Neri approached the bed, dropping her bag heavily beside it and grumbling as a cloud of dust billowed up around her. She wasn’t any more impressed by the chamber pot in the corner nor by the lack of blankets. “He definitely keeps all the riches for himself,” she muttered.
“He seemed a very nice man,” Arna deadpanned, locking the door and throwing her own bag beside Neri’s. “So kind-hearted and generous. Do you not think so?”
“Oh?” A small smirk pulled on the warrior’s lips. “Oh, but I must agree! Such a considerate man to provide us a room! So thoughtful to gift us…” She picked up the unlit lantern from the floor and lifted it high like a trophy. “This beautiful and amazing lantern! Oh, if only we weren’t so impolite to not bring our own oil!”
Arna sat down on the end of the bed, a hand over her mouth as she bit back a laugh. “How could we!” she exclaimed with a gasp.
Neri met Arna’s gaze, her smirk now a large grin until it softened, a gentleness tempering her features. She stepped in front of the shapeshifter, her legs now brushing against Arna’s knees as she looked down at her. “Are you okay?” she asked, reaching out a hand to caress Arna’s cheek. “Really?”
“No,” she answered with no hesitation. “But I’ll be glad once this over and we’re gone.”
Neri nodded. “We should be able to get to Byska-Tatrá and make it back in one day. I doubt Larius will be amicable enough to let us stay another night though.”
“What will we do then?”
“Start our trek back to Atsylei.”
Arna blinked. “Only one night?”
A slight frown framed the glimmer of concern in the warrior’s eyes. “You’ve not stopped shaking since we got here and I know it’s not just from the cold.”
Arna looked down at her hands clasped together in her lap. “I’m sorry.”
A finger beneath her chin pulled her eyes up to meet worried green, Neri’s face now so close she could feel the warmth of her breath dancing across her skin. “No. I’m sorry for forcing you to come here.”
“We had to,” she softly replied.
“We did,” sighed Neri. “But I wished we hadn’t. I hate seeing you like this.”
“Neri…” she whispered.
The woman hummed in response, her thumb brushing back and forth across Arna’s cheek.

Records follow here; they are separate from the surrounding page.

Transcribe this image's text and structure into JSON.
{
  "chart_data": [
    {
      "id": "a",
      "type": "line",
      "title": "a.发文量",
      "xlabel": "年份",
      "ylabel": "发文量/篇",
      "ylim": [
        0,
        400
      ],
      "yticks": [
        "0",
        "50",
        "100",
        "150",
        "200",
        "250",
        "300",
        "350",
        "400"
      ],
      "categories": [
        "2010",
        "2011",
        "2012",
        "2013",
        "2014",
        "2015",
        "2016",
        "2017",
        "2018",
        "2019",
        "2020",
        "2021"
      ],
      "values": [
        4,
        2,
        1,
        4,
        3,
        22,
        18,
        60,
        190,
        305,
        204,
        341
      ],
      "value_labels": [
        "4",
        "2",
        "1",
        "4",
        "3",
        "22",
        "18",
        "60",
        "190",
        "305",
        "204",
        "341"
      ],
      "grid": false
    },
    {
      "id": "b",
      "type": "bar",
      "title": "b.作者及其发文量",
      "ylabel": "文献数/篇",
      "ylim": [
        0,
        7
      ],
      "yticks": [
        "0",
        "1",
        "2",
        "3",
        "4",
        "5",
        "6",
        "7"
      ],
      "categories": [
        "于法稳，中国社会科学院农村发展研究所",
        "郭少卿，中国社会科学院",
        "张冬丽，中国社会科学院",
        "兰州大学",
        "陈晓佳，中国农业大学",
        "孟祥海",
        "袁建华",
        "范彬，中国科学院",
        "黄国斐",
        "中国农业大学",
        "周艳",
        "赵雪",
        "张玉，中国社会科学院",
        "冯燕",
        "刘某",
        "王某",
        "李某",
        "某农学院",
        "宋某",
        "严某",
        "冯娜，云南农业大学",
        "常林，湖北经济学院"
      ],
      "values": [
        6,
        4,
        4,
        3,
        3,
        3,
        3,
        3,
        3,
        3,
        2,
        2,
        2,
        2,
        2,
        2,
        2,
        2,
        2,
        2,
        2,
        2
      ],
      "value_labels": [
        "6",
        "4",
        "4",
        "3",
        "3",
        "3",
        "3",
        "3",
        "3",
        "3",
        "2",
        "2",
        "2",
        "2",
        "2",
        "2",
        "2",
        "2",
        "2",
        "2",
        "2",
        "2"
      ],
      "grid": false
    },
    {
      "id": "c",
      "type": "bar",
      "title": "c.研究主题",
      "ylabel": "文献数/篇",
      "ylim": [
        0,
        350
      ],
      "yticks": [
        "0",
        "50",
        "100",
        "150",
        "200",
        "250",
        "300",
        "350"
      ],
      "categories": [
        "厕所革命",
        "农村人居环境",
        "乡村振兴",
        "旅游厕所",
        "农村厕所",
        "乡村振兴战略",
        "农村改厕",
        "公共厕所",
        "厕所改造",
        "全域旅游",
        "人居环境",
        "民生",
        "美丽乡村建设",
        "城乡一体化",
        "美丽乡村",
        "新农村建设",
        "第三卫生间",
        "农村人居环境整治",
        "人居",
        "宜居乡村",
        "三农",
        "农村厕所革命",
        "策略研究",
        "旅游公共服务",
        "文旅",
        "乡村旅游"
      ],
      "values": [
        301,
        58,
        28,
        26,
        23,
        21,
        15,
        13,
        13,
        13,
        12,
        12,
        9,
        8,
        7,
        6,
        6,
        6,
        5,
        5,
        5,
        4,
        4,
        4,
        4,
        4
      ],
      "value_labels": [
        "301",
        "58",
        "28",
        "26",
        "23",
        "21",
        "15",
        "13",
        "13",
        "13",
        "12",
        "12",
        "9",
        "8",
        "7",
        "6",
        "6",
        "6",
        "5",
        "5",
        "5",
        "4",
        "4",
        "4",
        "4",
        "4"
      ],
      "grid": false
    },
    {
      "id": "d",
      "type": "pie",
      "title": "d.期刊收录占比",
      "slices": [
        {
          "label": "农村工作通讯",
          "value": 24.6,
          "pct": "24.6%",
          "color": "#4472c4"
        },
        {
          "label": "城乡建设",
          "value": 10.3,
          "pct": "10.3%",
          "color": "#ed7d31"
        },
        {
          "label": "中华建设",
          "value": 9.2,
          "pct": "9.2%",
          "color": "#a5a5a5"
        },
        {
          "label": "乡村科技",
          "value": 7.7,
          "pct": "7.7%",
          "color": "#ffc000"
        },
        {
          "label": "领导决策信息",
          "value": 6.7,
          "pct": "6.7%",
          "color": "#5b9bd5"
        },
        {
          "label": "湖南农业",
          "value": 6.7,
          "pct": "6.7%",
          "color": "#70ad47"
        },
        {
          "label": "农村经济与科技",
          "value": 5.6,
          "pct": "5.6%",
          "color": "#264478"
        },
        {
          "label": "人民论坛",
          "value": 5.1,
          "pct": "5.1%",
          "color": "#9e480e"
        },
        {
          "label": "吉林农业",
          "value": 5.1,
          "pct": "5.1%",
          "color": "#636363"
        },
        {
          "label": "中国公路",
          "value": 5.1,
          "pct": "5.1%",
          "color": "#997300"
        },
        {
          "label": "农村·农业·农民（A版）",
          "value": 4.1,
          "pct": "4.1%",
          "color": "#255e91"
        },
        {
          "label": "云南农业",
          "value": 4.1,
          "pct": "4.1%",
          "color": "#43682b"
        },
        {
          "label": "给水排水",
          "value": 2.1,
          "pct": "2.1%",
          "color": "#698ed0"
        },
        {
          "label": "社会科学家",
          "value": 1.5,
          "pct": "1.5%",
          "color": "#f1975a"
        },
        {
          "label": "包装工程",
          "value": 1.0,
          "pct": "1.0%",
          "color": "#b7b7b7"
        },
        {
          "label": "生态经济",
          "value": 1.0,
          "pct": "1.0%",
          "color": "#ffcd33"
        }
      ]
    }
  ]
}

“The past is the past,” she said, echoing the warrior’s words. “I’ll be fine.”
Doubt flickered across Neri’s face before her expression suddenly blanked, the hand at Arna’s cheek moving to her shoulder and lightly pushing her back, careful not to touch the healing scars at her neck. Arna allowed the movement, falling backwards onto the mattress and shuffling up until her head lay where a pillow should have been. She watched Neri unclasp her armour and set it down beside the bed, unsheathing her sword in a fluid motion and propping it against the wooden frame. The woman climbed onto the bed, edging herself up and then relaxing so their bodies pressed flush against one another. Neri rested her face on Arna’s chest, her ear above her heart, and exhaled long and hard, the tension leaving the warrior’s body in one great breath.
“We need a shower,” Neri mumbled, wrinkling her nose.
“Thanks,” Arna snorted quietly so not to disturb the woman laid on top of her.
A comfortable silence fell around them, the darkness growing as night descended and swallowed them whole. Arna shifted, awkwardly pulling her cloak off and wrapping it around them both, the heat of their bodies fighting off most of the chill.
“Are you scared?”
Arna stared into the dark. “What?”
She felt Neri move, sensed the woman’s eyes on her own glowing in the night. “Your heart is beating so fast.”
The statement was said with such concern, so genuinely and in a voice so close to sleep, that Arna couldn’t help but laugh. Yes, she was scared. She was scared of being here, of travelling even farther into it all, and scared of what the feelings aching inside her chest meant. She recognized it; she knew full well now what it was – but fate had a way of cheating her of everything she wished for.
But then again, Neri was stronger than fate.